DIY CRISPR genome engineering kits/Indiegogo

If you’re feeling deflated because your dreams of being the Hulk have just been shattered, the science you can do is still pretty cool. For just $75 (£50), you can make glow in the dark bacteria, and we all know how much fun it is to draw artistic/rude pictures with microbes in petri dishes (see above). The idea is to teach budding scientists, or just those with a keen interest in biology, about both genetic engineering and bioluminescence. For $25 (£16.50) more, you can hack the DNA of bacteria and control them with blue light, a technique commonly used in neuroscience known as optogenetics.
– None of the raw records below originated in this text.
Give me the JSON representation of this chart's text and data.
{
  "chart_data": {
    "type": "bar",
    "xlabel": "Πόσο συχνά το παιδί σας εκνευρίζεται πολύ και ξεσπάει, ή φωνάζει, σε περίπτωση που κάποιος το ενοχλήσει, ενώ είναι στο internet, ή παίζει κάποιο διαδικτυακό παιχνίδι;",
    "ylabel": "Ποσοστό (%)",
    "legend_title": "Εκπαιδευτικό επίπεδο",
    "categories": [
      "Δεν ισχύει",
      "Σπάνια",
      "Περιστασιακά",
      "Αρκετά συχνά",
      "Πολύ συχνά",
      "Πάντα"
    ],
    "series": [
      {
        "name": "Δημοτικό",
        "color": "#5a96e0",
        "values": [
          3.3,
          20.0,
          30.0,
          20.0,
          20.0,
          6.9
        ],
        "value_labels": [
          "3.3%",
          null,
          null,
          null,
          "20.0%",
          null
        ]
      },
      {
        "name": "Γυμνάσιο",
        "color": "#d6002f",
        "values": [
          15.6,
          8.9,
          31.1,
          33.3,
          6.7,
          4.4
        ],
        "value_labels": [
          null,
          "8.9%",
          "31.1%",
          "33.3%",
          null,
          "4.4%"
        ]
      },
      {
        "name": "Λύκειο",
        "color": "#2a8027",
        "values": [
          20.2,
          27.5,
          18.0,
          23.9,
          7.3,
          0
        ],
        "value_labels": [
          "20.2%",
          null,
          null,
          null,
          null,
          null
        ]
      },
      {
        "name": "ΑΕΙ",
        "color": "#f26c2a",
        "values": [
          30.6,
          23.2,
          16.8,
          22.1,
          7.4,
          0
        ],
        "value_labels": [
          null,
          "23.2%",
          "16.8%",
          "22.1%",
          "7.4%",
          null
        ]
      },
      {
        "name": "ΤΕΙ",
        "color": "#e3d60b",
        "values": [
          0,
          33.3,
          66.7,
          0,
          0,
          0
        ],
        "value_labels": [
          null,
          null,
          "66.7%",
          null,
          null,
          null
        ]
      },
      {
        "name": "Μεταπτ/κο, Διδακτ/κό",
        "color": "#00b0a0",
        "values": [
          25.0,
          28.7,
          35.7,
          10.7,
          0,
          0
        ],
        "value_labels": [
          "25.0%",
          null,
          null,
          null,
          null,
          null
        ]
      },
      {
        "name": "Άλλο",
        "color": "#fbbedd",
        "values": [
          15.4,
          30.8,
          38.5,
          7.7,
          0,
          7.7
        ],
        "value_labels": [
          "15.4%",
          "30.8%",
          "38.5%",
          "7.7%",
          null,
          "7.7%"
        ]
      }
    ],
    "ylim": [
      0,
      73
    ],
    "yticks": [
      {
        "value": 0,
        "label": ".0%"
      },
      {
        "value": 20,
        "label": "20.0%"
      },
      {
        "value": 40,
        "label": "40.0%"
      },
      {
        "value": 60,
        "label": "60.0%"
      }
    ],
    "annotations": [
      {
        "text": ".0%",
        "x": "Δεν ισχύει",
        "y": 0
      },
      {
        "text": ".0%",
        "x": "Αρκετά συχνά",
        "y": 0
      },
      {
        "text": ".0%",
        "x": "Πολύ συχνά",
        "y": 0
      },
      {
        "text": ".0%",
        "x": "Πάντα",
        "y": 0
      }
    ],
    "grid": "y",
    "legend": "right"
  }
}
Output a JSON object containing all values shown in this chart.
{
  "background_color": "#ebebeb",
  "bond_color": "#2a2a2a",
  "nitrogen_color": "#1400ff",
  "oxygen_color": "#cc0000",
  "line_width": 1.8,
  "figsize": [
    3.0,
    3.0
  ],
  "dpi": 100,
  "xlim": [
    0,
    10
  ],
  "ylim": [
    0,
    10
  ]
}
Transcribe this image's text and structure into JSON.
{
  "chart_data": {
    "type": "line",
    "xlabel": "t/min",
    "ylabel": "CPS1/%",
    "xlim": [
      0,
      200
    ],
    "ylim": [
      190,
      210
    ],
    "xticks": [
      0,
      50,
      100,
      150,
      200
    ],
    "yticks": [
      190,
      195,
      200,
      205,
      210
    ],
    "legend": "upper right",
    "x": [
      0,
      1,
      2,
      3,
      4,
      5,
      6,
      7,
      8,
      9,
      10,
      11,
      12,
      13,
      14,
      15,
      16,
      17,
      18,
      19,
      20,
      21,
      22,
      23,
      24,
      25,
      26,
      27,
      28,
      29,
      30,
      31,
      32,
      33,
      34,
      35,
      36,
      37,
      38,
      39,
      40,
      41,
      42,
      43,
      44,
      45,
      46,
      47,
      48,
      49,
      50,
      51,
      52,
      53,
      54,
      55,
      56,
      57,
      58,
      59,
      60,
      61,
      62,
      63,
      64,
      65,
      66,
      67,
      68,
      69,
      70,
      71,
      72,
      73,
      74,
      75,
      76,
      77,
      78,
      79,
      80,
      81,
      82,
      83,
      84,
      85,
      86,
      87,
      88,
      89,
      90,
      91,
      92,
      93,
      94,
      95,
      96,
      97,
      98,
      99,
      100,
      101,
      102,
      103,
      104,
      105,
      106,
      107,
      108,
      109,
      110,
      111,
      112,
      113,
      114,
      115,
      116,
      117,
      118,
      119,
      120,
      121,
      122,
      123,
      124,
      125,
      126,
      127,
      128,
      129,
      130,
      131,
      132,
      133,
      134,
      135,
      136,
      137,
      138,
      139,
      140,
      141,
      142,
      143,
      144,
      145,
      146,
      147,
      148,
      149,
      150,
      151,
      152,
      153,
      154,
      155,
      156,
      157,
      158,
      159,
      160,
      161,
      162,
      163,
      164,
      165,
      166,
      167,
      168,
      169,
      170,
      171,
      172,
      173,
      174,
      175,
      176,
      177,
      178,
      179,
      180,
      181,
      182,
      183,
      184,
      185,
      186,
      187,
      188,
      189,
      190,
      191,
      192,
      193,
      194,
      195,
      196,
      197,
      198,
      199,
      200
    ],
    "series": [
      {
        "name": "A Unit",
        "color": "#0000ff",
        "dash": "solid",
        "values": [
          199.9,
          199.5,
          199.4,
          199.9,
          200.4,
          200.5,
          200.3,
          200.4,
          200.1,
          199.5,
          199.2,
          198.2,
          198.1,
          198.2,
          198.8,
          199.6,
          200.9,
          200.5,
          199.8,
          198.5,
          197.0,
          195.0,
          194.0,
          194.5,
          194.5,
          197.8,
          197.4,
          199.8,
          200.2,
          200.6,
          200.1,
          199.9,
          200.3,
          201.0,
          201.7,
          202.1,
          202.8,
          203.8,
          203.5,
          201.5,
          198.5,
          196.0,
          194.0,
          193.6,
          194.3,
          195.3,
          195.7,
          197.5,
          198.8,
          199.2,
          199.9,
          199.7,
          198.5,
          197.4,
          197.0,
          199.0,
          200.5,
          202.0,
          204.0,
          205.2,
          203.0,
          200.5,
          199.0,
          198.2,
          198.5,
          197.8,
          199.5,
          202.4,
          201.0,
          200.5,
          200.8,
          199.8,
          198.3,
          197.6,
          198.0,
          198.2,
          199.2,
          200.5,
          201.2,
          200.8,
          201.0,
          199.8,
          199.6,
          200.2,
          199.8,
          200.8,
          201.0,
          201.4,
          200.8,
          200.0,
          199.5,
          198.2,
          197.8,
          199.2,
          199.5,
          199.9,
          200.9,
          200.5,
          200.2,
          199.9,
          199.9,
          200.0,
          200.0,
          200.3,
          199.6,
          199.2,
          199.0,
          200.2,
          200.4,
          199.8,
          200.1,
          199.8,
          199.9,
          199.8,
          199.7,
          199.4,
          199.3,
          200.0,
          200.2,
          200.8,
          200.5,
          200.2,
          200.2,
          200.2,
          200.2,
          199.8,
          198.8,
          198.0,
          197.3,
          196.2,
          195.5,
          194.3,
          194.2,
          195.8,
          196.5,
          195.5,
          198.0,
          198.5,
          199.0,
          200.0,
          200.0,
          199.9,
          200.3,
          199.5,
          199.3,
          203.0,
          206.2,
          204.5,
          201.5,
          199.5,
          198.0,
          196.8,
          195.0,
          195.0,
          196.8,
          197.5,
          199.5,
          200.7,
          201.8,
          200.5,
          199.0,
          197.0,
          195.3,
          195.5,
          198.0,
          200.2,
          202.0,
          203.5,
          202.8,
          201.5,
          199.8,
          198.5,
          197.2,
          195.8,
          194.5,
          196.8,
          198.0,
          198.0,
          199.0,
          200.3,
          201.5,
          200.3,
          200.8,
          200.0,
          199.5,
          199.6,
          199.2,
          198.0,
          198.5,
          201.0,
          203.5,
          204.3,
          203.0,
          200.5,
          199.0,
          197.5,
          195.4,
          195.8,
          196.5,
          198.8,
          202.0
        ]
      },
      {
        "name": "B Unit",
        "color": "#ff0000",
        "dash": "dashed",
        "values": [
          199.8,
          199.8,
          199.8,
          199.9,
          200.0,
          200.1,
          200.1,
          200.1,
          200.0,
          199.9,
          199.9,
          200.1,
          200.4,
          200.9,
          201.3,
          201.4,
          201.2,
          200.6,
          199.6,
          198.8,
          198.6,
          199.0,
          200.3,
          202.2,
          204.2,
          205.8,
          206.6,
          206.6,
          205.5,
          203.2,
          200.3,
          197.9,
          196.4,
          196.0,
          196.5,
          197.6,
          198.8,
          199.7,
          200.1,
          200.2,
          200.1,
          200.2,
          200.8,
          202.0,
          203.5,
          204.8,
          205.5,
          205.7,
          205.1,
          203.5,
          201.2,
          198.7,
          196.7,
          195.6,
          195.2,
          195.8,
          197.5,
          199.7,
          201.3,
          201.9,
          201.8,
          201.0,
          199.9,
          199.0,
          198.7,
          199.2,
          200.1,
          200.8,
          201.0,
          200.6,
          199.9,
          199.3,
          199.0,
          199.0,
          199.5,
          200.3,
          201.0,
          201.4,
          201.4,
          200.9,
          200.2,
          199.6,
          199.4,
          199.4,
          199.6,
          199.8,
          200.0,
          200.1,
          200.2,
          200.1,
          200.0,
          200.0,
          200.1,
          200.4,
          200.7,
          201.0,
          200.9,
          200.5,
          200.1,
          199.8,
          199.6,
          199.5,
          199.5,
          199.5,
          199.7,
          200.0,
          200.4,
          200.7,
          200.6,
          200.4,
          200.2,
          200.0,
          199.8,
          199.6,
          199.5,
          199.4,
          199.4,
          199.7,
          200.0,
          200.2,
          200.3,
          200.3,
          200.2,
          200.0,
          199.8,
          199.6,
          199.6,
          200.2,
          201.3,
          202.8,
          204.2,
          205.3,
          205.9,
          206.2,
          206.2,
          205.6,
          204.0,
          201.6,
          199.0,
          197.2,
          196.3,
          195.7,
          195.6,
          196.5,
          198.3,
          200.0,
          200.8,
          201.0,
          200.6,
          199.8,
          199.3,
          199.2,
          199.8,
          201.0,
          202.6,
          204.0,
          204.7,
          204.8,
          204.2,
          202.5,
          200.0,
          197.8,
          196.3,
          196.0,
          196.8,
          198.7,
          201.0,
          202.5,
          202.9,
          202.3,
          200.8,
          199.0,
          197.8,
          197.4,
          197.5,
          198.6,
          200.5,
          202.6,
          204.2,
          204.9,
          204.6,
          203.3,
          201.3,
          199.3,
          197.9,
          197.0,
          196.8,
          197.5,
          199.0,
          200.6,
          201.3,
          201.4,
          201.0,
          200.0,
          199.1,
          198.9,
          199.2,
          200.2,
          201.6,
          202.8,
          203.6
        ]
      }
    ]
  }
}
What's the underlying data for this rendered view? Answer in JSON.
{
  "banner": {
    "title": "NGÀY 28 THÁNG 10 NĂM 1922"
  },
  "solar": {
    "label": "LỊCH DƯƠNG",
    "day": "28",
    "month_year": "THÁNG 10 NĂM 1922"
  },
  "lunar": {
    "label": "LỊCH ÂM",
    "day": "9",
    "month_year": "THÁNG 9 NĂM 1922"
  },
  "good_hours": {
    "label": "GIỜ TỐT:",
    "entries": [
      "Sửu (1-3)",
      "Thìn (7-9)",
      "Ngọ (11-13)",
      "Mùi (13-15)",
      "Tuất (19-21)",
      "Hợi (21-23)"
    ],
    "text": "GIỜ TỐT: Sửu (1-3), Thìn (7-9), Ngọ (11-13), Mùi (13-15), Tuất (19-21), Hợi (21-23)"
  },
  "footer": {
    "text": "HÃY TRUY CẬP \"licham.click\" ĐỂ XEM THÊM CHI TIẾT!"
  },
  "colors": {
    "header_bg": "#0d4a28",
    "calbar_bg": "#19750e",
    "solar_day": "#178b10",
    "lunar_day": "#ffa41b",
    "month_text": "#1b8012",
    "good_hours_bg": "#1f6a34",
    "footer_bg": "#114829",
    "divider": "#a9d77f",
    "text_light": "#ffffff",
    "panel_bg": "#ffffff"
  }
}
DIY CRISPR genome engineering kits/Indiegogo

To jump on the CRISPR bandwagon, you’ll need to pull out a little more from your pocket, with the cheapest kit starting at $130 (£86), and it comes with everything you need: a pipette, growth media, bacteria, DNA, the editing enzymes, and so on. Of course, you’re not expected to know how to do it without some help, so step-by-step guides are included. It’s not dangerous, but of course we don’t recommend poking the bacteria and then putting your finger in your eye. Biology 101.

Brought to you by NASA synthetic biologist Josiah Zayner, who is currently trying to work out ways to terraform Mars, he hopes that this project will get more people contributing to science.

“Without you, science will remain the stagnant behemoth out of everyone’s reach,” Zayner wrote on his Indiegogo page. “With you, people will be able to contribute to solving some of the most pressing issues we face in health, medicine, food and fuel. If we work together we can create something beautiful.”